Ian W. Hill
At the end of the world, or soon after, or soon before, as the ice rises and the food grows scarce, the six members of a “family” that has banded together for survival begin to turn on each other as the years of hardship, cabin fever, and resentment catch up with them, and neither the old or young members of the family are sure what to do next.
A film noir pastiche-play consisting of dialogue from over 150 noirs, as well as original material and quotes from a recent U.S. Administration and other pertinent sources, combined into an original, spellbinding, semi-abstract, hallucinatory tale of corruption, betrayal, and revenge.
A fantasy in which Winsor McCay's classic comic strip character Little Nemo falls asleep as usual, but, rather than traveling to the dream-world of Slumberland, is instead transported into the universe of the stories of H.P. Lovecraft, and must help the alienist Randolph Carter to defeat The Old Ones so he can return back to his safe bed.
A dark science-fiction satire set 70 or so years in the future, in which a brilliant biohacker is hired by the head of one of the corporate feudal fiefdoms that now rule the USA to create a "positive plague," a disease that will cause the stagnating population of the country to be productive again, but gets some unexpected results.
In a future USA being run like some kind of banana republic, two women -- a successful, aristocratic musician and a young idealistic Colonel -- engage in a tense and uneasy battle of revolution, reversals, ideals, and identity.
An aging novelist has reached the end of words and is ready to be done with his work, but who finds that his words don't feel like ending and his work isn't done with him. On the day he announces his retirement, his fictions rise up against him and take over not only his work but his life.
A loving pastiche of 1930s-40s b-movie serials that combines as many elements as possible of that straight-faced, sincerely-played genre into one big mashup of fast-moving fun — a single play made up of 6 episodes played one right after another (with cliffhanger endings, of course).
An American woman of unsteady mind has committed a terrorist act against her own country, and in her interrogation cell is confronted by both external and internal forces demanding an explanation or pleading to be heard.

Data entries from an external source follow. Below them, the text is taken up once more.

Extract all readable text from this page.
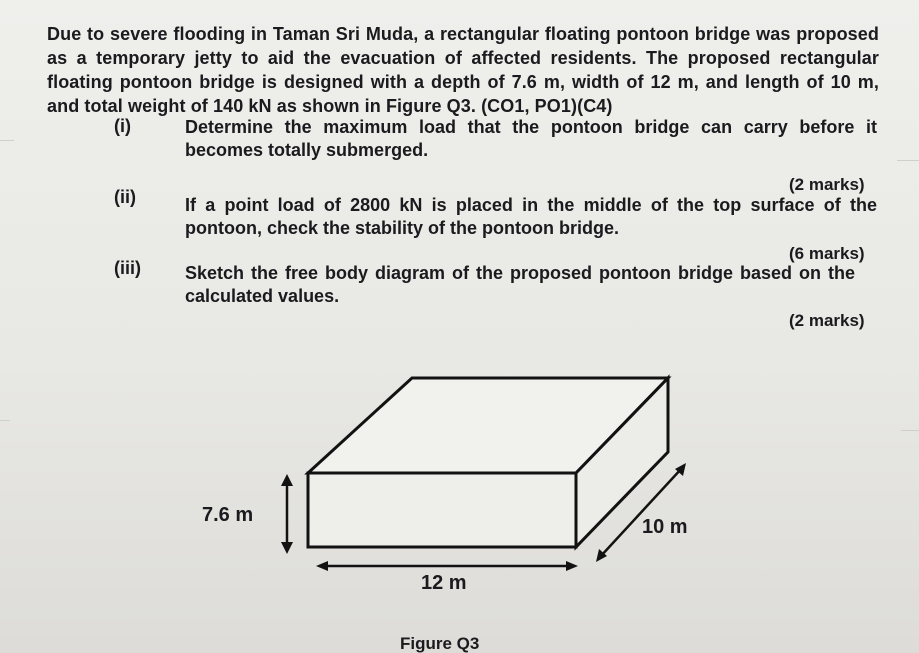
Due to severe flooding in Taman Sri Muda, a rectangular floating pontoon bridge was proposed as a temporary jetty to aid the evacuation of affected residents. The proposed rectangular floating pontoon bridge is designed with a depth of 7.6 m, width of 12 m, and length of 10 m, and total weight of 140 kN as shown in Figure Q3. (CO1, PO1)(C4)
(i)	Determine the maximum load that the pontoon bridge can carry before it becomes totally submerged.
(2 marks)
(ii)	If a point load of 2800 kN is placed in the middle of the top surface of the pontoon, check the stability of the pontoon bridge.
(6 marks)
(iii) Sketch the free body diagram of the proposed pontoon bridge based on the calculated values.
(2 marks)
7.6 m
12 m
10 m
Figure Q3
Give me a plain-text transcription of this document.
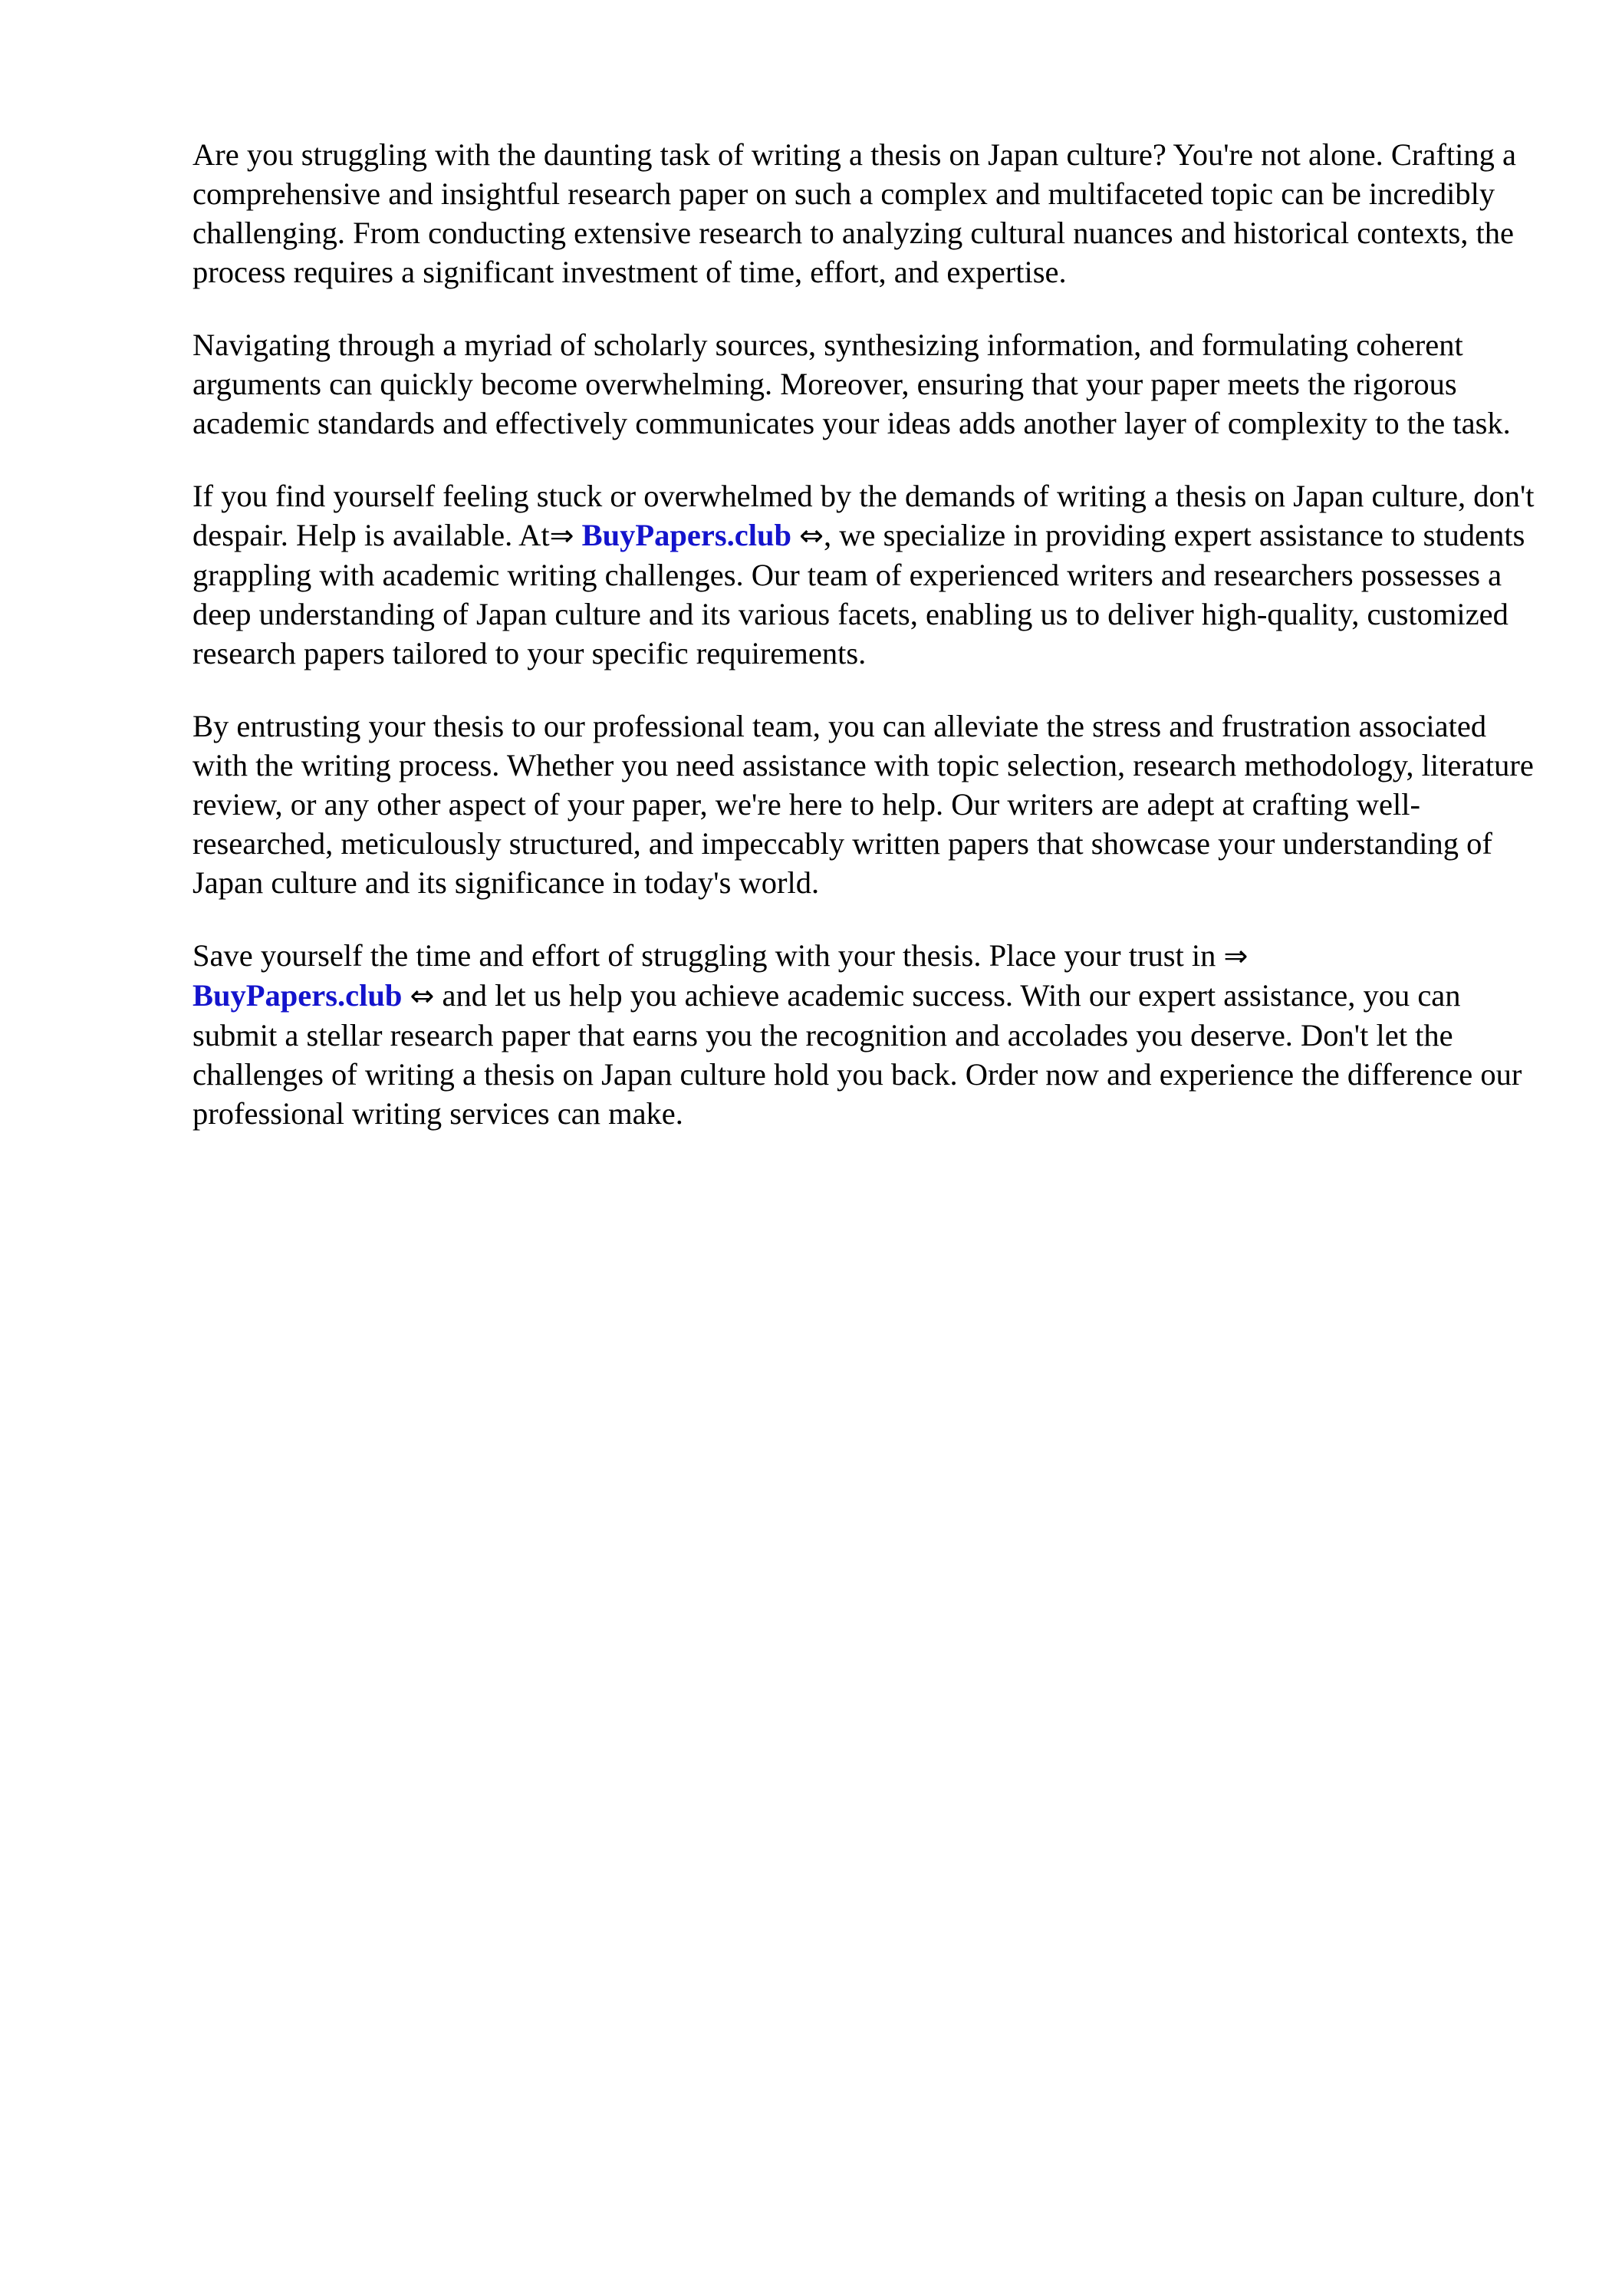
Are you struggling with the daunting task of writing a thesis on Japan culture? You're not alone. Crafting a comprehensive and insightful research paper on such a complex and multifaceted topic can be incredibly challenging. From conducting extensive research to analyzing cultural nuances and historical contexts, the process requires a significant investment of time, effort, and expertise.

Navigating through a myriad of scholarly sources, synthesizing information, and formulating coherent arguments can quickly become overwhelming. Moreover, ensuring that your paper meets the rigorous academic standards and effectively communicates your ideas adds another layer of complexity to the task.

If you find yourself feeling stuck or overwhelmed by the demands of writing a thesis on Japan culture, don't despair. Help is available. At⇒ BuyPapers.club ⇔, we specialize in providing expert assistance to students grappling with academic writing challenges. Our team of experienced writers and researchers possesses a deep understanding of Japan culture and its various facets, enabling us to deliver high-quality, customized research papers tailored to your specific requirements.

By entrusting your thesis to our professional team, you can alleviate the stress and frustration associated with the writing process. Whether you need assistance with topic selection, research methodology, literature review, or any other aspect of your paper, we're here to help. Our writers are adept at crafting well-researched, meticulously structured, and impeccably written papers that showcase your understanding of Japan culture and its significance in today's world.

Save yourself the time and effort of struggling with your thesis. Place your trust in ⇒
BuyPapers.club ⇔ and let us help you achieve academic success. With our expert assistance, you can submit a stellar research paper that earns you the recognition and accolades you deserve. Don't let the challenges of writing a thesis on Japan culture hold you back. Order now and experience the difference our professional writing services can make.
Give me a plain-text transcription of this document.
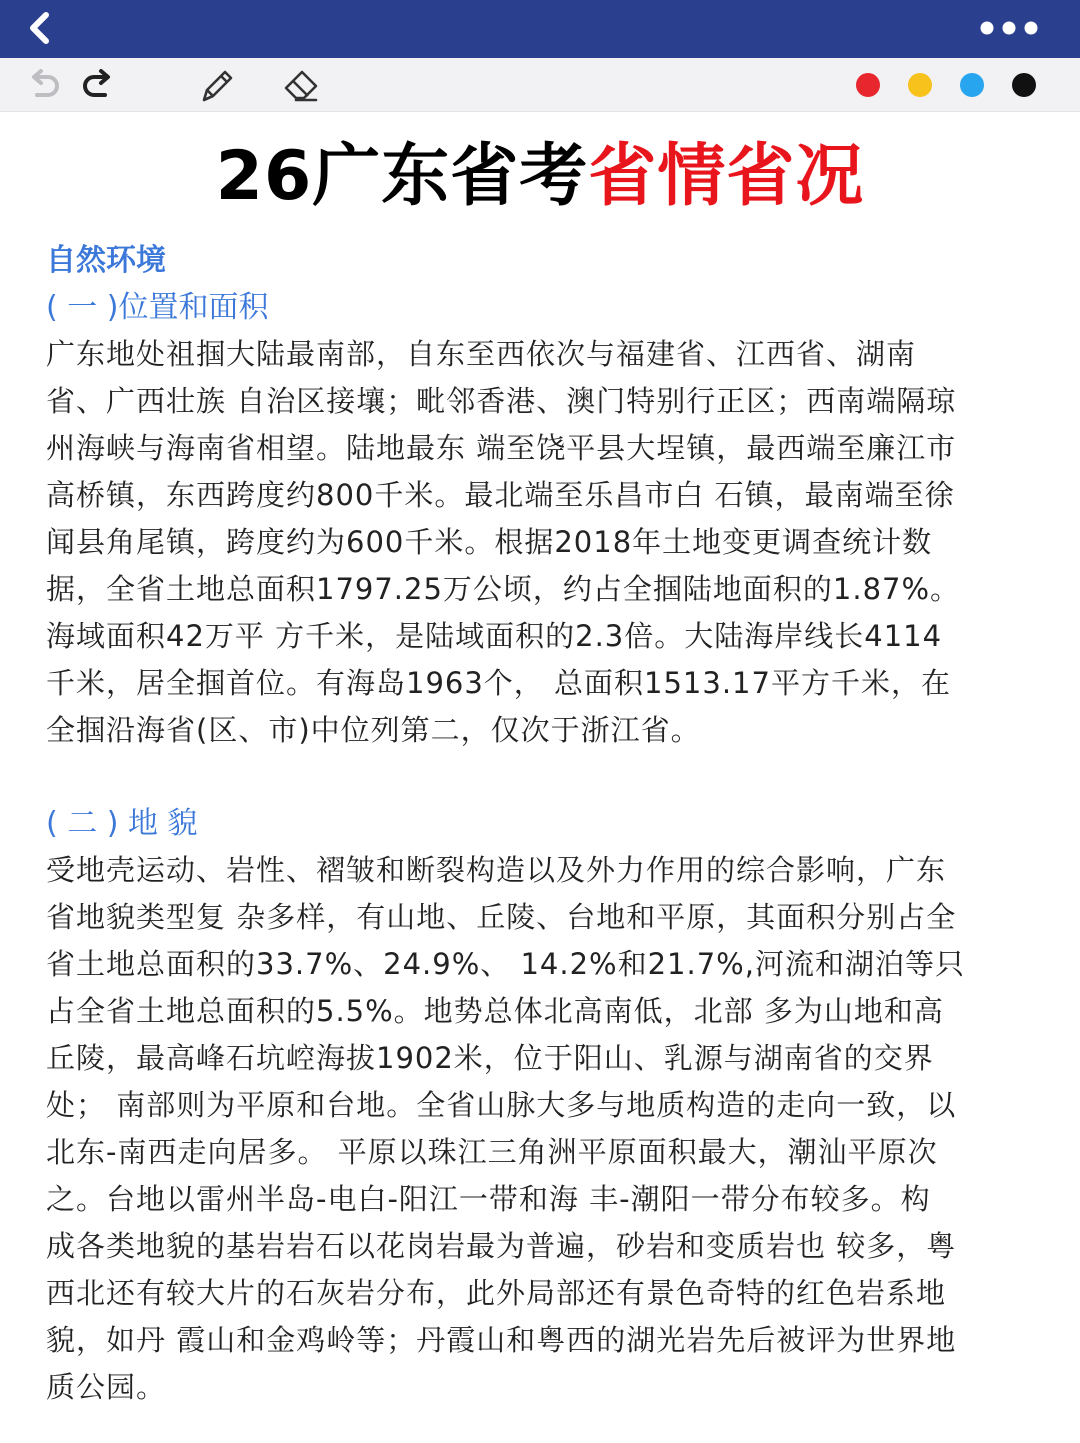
26广东省考省情省况
自然环境
( 一 )位置和面积
广东地处祖掴大陆最南部，自东至西依次与福建省、江西省、湖南
省、广西壮族 自治区接壤；毗邻香港、澳门特别行正区；西南端隔琼
州海峡与海南省相望。陆地最东 端至饶平县大埕镇，最西端至廉江市
高桥镇，东西跨度约800千米。最北端至乐昌市白 石镇，最南端至徐
闻县角尾镇，跨度约为600千米。根据2018年土地变更调查统计数
据，全省土地总面积1797.25万公顷，约占全掴陆地面积的1.87%。
海域面积42万平 方千米，是陆域面积的2.3倍。大陆海岸线长4114
千米，居全掴首位。有海岛1963个， 总面积1513.17平方千米，在
全掴沿海省(区、市)中位列第二，仅次于浙江省。
( 二 ) 地 貌
受地壳运动、岩性、褶皱和断裂构造以及外力作用的综合影响，广东
省地貌类型复 杂多样，有山地、丘陵、台地和平原，其面积分别占全
省土地总面积的33.7%、24.9%、 14.2%和21.7%,河流和湖泊等只
占全省土地总面积的5.5%。地势总体北高南低，北部 多为山地和高
丘陵，最高峰石坑崆海拔1902米，位于阳山、乳源与湖南省的交界
处； 南部则为平原和台地。全省山脉大多与地质构造的走向一致，以
北东-南西走向居多。 平原以珠江三角洲平原面积最大，潮汕平原次
之。台地以雷州半岛-电白-阳江一带和海 丰-潮阳一带分布较多。构
成各类地貌的基岩岩石以花岗岩最为普遍，砂岩和变质岩也 较多，粤
西北还有较大片的石灰岩分布，此外局部还有景色奇特的红色岩系地
貌，如丹 霞山和金鸡岭等；丹霞山和粤西的湖光岩先后被评为世界地
质公园。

A modern Restoration Comedy of Manners, in the style of THE MAN OF MODE or THE COUNTRY WIFE, only set in today's Brooklyn, with a cast of characters concerned with fashion, food, publicity, social media, social events, and, maybe, sex. The more things change...
Born 1968 just outside Philadelphia, PA. Raised a bit there, in Bloomington, IN and Wilmington, DE, but mostly in Cos Cob, CT. Attended Northfield Mount Hermon School in Massachusetts, studied theatre extensively there, as well as writing several radio plays and sketches, and winning awards for his poetry and photography. Graduated from NYU's Tisch School of the Arts in 1990 with a BFA in Film Production -- wrote and directed an hour-long 16mm film, Deep Night, for his final project. Intended to be a filmmaker, but got sidetracked into acting onstage, working extensively with directors (and friends/mentors) Christopher Carter Sanderson, Murphy Gigliotti, and David LM Mcintyre.
Started writing plays in 1990. First play produced in 1993 -- Even the Jungle, a collaged retelling of Kipling's The Jungle Book and Coppola's Apocalypse Now, the first "New Collisionist" compilation-play, conceived and co-written by David LM Mcintyre. Was artistic associate and caretaker of the NADA spaces on Ludlow Street from 1996-2000.
Has written, and has mostly produced/designed/directed with his company Gemini Collisionworks (founded in 1997), 7 more compilation-plays (including 4 in the NECROPOLIS series and 2 in the Invisible Republic series), 5 full-length two-act plays (Spell, ObJects, Removal, Cant, and Spacemen from Space!), 4 one-acts, 2 adaptations of existing works (including The Magnificent Ambersons by Orson Welles: A Reconstruction for the Stage), 2 adaptations of a collaborative improvised theatrical text (Sacrificial Offerings and Invincible City, with David Finkelstein), one theatrically-staged and run wedding (The Wedding of Berit Johnson & Ian W. Hill), and with Ms. Johnson, the first English-language translation of Eugène Ionesco's short play The Viscount.
Despite this, he is still primarily known as a director/designer of existing plays, and as a designer for other companies, primarily in light (NYIT Award Nomination for Outstanding Lighting in 2009). Gemini CollisionWorks also received 8 nominations in the 2016 NYIT Awards for their productions of Nord Hausen Fly Robot and Brian Parks's The Golfer, winning 5 for the latter show.
Co-Technical Director at The Brick in Williamsburg, Brooklyn since 2007 with Berit Johnson (collaborator/partner/wife), where Gemini CollisionWorks has presented a season of its new and adapted work each year since 2007, and will continue to do so as long as it's allowed.